The amino group of PAA was substituted with methyl glycolate (Supplementary Figs. S1B and S5)33 as follows. Methyl glycolate was reacted to PAA solution with stirring overnight and the resultant mixture was added sodium hydroxide solution, evaporated on a rotary evaporator to remove methanol, and dialyzed to remove by-product sodium glycolate. The degree of substitution of the primary amine group was changed by the reaction condition of methyl glycolate, PAA solution, and sodium hydroxide solution (detail condition was described in the legend of Supplementary Fig.S5.).

Labeling of PAA

The Cy5.5 labeling of PAA was performed using Cy5.5 NHS ester (Lumiprobe Corporation, MD, USA). PAA (0.1%, w/w, 625 μM) in 100 mM HEPES buffer (pH 7.0, 270 μL) was mixed with Cy5.5 NHS in dimethylformamide (6.25 mM, 30 μL). The mixture was stirred at room temperature for 3 h then 800 μL of 100 mM glycine sodium hydroxide (pH 10) was added to the mixture to stop the reaction for the aggregation assay.

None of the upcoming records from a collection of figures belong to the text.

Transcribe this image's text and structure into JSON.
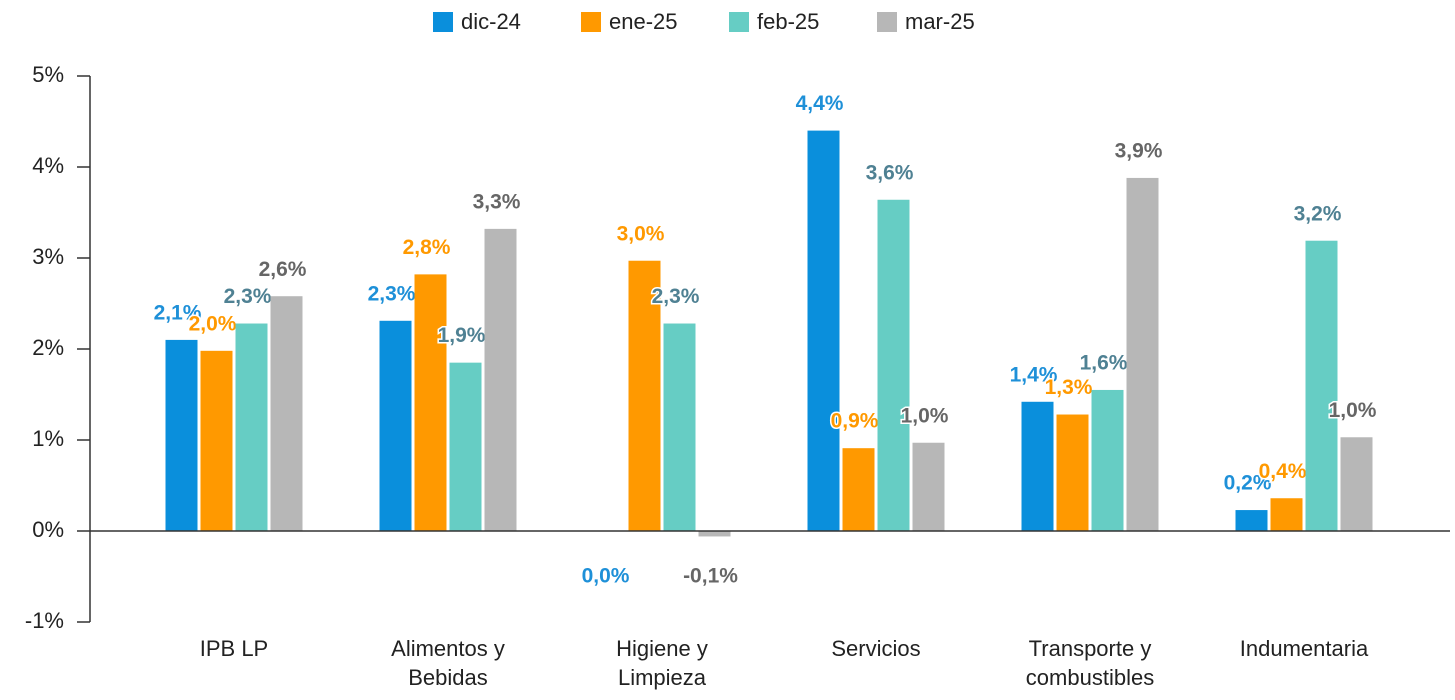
{
  "chart_data": {
    "type": "bar",
    "categories": [
      "IPB LP",
      "Alimentos y Bebidas",
      "Higiene y Limpieza",
      "Servicios",
      "Transporte y combustibles",
      "Indumentaria"
    ],
    "series": [
      {
        "name": "dic-24",
        "color": "#0a8fdc",
        "label_color": "#1e90d8",
        "values": [
          2.1,
          2.31,
          0.0,
          4.4,
          1.42,
          0.23
        ],
        "value_labels": [
          "2,1%",
          "2,3%",
          "0,0%",
          "4,4%",
          "1,4%",
          "0,2%"
        ]
      },
      {
        "name": "ene-25",
        "color": "#ff9900",
        "label_color": "#ff9900",
        "values": [
          1.98,
          2.82,
          2.97,
          0.91,
          1.28,
          0.36
        ],
        "value_labels": [
          "2,0%",
          "2,8%",
          "3,0%",
          "0,9%",
          "1,3%",
          "0,4%"
        ]
      },
      {
        "name": "feb-25",
        "color": "#66cdc4",
        "label_color": "#4f8193",
        "values": [
          2.28,
          1.85,
          2.28,
          3.64,
          1.55,
          3.19
        ],
        "value_labels": [
          "2,3%",
          "1,9%",
          "2,3%",
          "3,6%",
          "1,6%",
          "3,2%"
        ]
      },
      {
        "name": "mar-25",
        "color": "#b7b7b7",
        "label_color": "#666666",
        "values": [
          2.58,
          3.32,
          -0.06,
          0.97,
          3.88,
          1.03
        ],
        "value_labels": [
          "2,6%",
          "3,3%",
          "-0,1%",
          "1,0%",
          "3,9%",
          "1,0%"
        ]
      }
    ],
    "ylim": [
      -1,
      5
    ],
    "yticks": [
      {
        "value": -1,
        "label": "-1%"
      },
      {
        "value": 0,
        "label": "0%"
      },
      {
        "value": 1,
        "label": "1%"
      },
      {
        "value": 2,
        "label": "2%"
      },
      {
        "value": 3,
        "label": "3%"
      },
      {
        "value": 4,
        "label": "4%"
      },
      {
        "value": 5,
        "label": "5%"
      }
    ],
    "legend": "top"
  }
}
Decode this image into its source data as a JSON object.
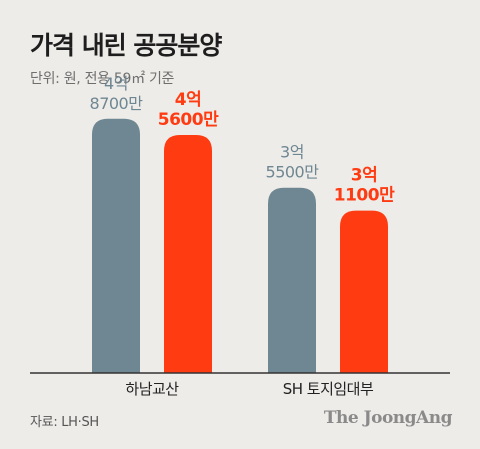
{
  "header": {
    "title": "가격 내린 공공분양",
    "unit_note": "단위: 원, 전용 59㎡ 기준"
  },
  "footer": {
    "source": "자료: LH·SH",
    "brand": "The JoongAng"
  },
  "colors": {
    "before": "#6f8793",
    "after": "#ff3b12",
    "axis": "#333333",
    "category_text": "#222222"
  },
  "chart_data": {
    "type": "bar",
    "title": "가격 내린 공공분양",
    "unit": "원",
    "categories": [
      "하남교산",
      "SH 토지임대부"
    ],
    "series": [
      {
        "values": [
          48700,
          35500
        ],
        "labels": [
          [
            "4억",
            "8700만"
          ],
          [
            "3억",
            "5500만"
          ]
        ]
      },
      {
        "values": [
          45600,
          31100
        ],
        "labels": [
          [
            "4억",
            "5600만"
          ],
          [
            "3억",
            "1100만"
          ]
        ]
      }
    ],
    "value_unit": "만원",
    "ylim": [
      0,
      50000
    ],
    "grid": false,
    "legend": "none"
  }
}
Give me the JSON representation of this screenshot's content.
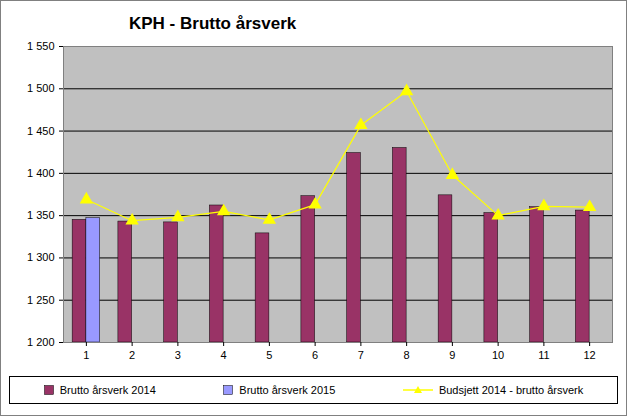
{
  "chart_data": {
    "type": "bar",
    "title": "KPH - Brutto årsverk",
    "categories": [
      1,
      2,
      3,
      4,
      5,
      6,
      7,
      8,
      9,
      10,
      11,
      12
    ],
    "series": [
      {
        "name": "Brutto årsverk 2014",
        "type": "bar",
        "color": "#993366",
        "values": [
          1345,
          1343,
          1342,
          1362,
          1329,
          1373,
          1424,
          1430,
          1374,
          1353,
          1360,
          1356
        ]
      },
      {
        "name": "Brutto årsverk 2015",
        "type": "bar",
        "color": "#9999ff",
        "values": [
          1347,
          null,
          null,
          null,
          null,
          null,
          null,
          null,
          null,
          null,
          null,
          null
        ]
      },
      {
        "name": "Budsjett 2014 - brutto årsverk",
        "type": "line",
        "color": "#ffff00",
        "marker": "triangle",
        "values": [
          1369,
          1344,
          1348,
          1355,
          1345,
          1363,
          1457,
          1497,
          1398,
          1350,
          1361,
          1360
        ]
      }
    ],
    "ylim": [
      1200,
      1550
    ],
    "yticks": [
      {
        "value": 1200,
        "label": "1 200"
      },
      {
        "value": 1250,
        "label": "1 250"
      },
      {
        "value": 1300,
        "label": "1 300"
      },
      {
        "value": 1350,
        "label": "1 350"
      },
      {
        "value": 1400,
        "label": "1 400"
      },
      {
        "value": 1450,
        "label": "1 450"
      },
      {
        "value": 1500,
        "label": "1 500"
      },
      {
        "value": 1550,
        "label": "1 550"
      }
    ],
    "grid": true,
    "legend": "bottom"
  }
}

Bacterial aggregation assay

The suspension of GFP-expressed E. coli (OD600 = 1.0, 1400 μL) was incubated with PAA (0.0025%, 0.025%, and 0.25%, w/w, 300 μL) or Cy5.5-labeled PAA (0.025%, w/w, 300 μL) in each buffer at room temperature for 3 min. The mixture was observed using fluorescence microscopy (BZ-X710, Keyence, Osaka, Japan).

Dynamic light scattering

The size distribution of the polymer was measured by DLS (Zetasizer Nano ZS, Malvern Instruments Ltd., UK) at 25 °C. The polymer was diluted in 100 mM sodium acetate (pH 4.0) or 100 mM glycine sodium hydroxide (pH 10).